Given a freezable and resettable PFA \({\cal A}\) we define the channel \({\mathbf{V}}_{\cal A}\) as follows. The input alphabet of the channel takes values in \(\{ 0,1\} \times {\cal W}\), which we identify with two different input registers: a data input and a control input. The data input is transmitted to the output: noiselessly if \({\cal A}\) is in an accepting state or, if \({\cal A}\) in any other state, the channel outputs uniformly at random an element of the output alphabet. More concretely, the output of the channel is defined by the following conditional probability:

$$p(y_n|x_n,s_{n - 1}) = \left\{ {\begin{array}{*{20}{l}} {\frac{1}{2}} \hfill & {{\mathrm {if}}\,s_{n - 1} \notin {\cal F}} \hfill \\ 1 \hfill & {{\mathrm {if}}\,s_{n - 1} \in {\cal F}\,{\mathrm {and}}\,y_n = x_n} \hfill \\ 0 \hfill & {{\mathrm{else}}} \hfill \end{array}} \right.$$
(6)

The control input is fed to \({\cal A}\), which begins in the initial state, and the state transition probabilities are dictated by the PFA:

$$p(s_n|c_n,s_{n - 1}) = \left\langle {\pi _{s_n},{\cal X}_{c_n}\pi _{s_{n - 1}}} \right\rangle .$$
(7)

We connect the properties of PFA with the capacity of FSMCs in the next Theorem:

Theorem 1

The capacity of \({\mathbf{V}}_{\cal A}\) is given by

$$C({\mathbf{V}}_{\cal A}) = {\mathrm{val}}_{\cal A}.$$
(8)

We defer the proof to Supplementary Note 4.

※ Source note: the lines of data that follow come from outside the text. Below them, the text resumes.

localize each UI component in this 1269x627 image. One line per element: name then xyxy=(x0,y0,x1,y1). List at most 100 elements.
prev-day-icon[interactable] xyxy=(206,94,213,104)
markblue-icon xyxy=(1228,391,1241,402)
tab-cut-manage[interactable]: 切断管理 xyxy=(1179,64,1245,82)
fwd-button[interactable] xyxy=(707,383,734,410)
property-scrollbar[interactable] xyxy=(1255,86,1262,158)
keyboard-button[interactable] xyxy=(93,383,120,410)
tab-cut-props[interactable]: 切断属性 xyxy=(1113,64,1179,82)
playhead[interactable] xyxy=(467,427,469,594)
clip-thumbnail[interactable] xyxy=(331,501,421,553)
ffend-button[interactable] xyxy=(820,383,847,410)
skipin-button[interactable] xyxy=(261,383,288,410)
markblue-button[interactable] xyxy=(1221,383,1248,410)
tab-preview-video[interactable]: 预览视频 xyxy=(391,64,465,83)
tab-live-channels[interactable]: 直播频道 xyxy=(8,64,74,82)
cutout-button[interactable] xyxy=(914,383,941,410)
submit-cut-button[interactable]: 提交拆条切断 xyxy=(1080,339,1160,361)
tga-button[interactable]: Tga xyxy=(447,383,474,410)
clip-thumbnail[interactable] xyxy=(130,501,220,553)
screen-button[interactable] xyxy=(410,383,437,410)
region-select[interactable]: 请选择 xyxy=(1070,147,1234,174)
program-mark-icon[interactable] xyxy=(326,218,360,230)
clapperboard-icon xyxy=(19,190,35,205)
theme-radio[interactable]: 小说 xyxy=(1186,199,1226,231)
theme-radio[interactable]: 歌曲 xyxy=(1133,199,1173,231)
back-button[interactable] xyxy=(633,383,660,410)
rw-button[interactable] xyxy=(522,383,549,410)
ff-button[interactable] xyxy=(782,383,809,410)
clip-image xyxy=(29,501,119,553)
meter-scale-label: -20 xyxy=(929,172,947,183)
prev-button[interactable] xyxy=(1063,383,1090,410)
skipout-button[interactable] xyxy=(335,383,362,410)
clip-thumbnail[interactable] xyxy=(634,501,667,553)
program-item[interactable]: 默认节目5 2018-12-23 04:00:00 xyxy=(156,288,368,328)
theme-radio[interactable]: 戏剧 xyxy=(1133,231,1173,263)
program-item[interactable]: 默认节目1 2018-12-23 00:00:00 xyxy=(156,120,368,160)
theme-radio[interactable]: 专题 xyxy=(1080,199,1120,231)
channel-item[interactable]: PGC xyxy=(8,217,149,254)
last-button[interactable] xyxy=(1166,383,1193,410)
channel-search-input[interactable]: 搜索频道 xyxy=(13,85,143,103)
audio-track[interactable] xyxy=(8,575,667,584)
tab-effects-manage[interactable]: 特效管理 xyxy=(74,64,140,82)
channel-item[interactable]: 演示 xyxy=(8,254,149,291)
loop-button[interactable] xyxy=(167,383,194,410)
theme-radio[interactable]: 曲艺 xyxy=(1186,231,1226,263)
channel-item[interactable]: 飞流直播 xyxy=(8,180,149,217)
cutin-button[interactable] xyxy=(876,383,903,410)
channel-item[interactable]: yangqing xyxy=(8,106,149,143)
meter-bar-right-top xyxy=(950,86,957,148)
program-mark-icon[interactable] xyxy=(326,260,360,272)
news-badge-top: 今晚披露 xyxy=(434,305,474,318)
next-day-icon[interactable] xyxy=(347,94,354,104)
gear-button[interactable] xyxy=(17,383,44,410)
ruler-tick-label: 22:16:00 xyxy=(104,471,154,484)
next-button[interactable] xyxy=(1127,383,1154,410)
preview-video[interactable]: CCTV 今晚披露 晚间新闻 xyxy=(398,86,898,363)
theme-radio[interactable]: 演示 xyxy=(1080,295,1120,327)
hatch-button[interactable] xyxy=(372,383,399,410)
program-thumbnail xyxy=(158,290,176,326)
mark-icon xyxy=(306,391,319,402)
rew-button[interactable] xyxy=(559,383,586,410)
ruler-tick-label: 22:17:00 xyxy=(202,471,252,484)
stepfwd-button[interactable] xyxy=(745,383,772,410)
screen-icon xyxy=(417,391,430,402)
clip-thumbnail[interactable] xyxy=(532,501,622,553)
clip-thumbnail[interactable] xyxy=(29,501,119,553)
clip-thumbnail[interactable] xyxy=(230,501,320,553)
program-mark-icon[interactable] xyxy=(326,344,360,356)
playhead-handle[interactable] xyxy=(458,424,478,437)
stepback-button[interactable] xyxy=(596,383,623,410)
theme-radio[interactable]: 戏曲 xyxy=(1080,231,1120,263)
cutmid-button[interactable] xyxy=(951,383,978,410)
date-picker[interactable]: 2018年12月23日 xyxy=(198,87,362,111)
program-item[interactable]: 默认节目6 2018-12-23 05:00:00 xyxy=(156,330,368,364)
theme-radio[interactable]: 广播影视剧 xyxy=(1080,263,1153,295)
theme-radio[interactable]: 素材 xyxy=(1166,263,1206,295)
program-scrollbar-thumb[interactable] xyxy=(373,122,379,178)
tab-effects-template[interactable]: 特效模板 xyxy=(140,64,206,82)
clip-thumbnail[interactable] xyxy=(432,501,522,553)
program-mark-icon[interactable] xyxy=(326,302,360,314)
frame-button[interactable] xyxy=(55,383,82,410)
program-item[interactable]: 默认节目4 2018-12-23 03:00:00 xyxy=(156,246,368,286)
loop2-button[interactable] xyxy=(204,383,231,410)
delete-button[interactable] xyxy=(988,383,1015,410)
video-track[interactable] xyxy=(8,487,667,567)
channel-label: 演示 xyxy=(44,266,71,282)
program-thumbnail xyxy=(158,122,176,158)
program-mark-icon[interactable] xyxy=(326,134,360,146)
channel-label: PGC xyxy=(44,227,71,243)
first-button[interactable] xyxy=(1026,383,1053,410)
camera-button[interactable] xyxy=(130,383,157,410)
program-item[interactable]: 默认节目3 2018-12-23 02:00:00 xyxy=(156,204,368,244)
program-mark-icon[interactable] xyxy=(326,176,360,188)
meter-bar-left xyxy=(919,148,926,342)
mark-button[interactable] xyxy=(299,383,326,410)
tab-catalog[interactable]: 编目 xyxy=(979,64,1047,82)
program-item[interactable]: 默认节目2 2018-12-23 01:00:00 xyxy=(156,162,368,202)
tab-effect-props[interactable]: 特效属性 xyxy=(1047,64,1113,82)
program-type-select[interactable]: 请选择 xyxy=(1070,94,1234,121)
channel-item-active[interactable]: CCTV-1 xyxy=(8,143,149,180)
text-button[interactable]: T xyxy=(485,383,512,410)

The family \({\cal S}_\lambda\) in Main Result 2 is defined simply as

$${\cal S}_\lambda = \{ {\mathbf{V}}_{\cal A}:{\cal A} \in {\cal T}_\lambda \} .$$

with \({\cal T}_\lambda\) the family introduced in Lemma 1 and defined in Supplementary Note 6, Eq. (85).

Main Result 2 is then a trivial consequence of Lemma 1 and Theorem 1.

Furthermore one can leverage Theorem 1 to show that all the channels in \({\cal S}_\lambda\) are information stable:

Corollary 1

Given \({\mathbf{V}}_{\cal A} \in {\cal S}_\lambda\), \({\mathbf{V}}_{\cal A}\) is information stable.

The proof will be given in Supplementary Note 5.

Data availability

Data sharing not applicable to this article as no datasets were generated or analysed during the current study.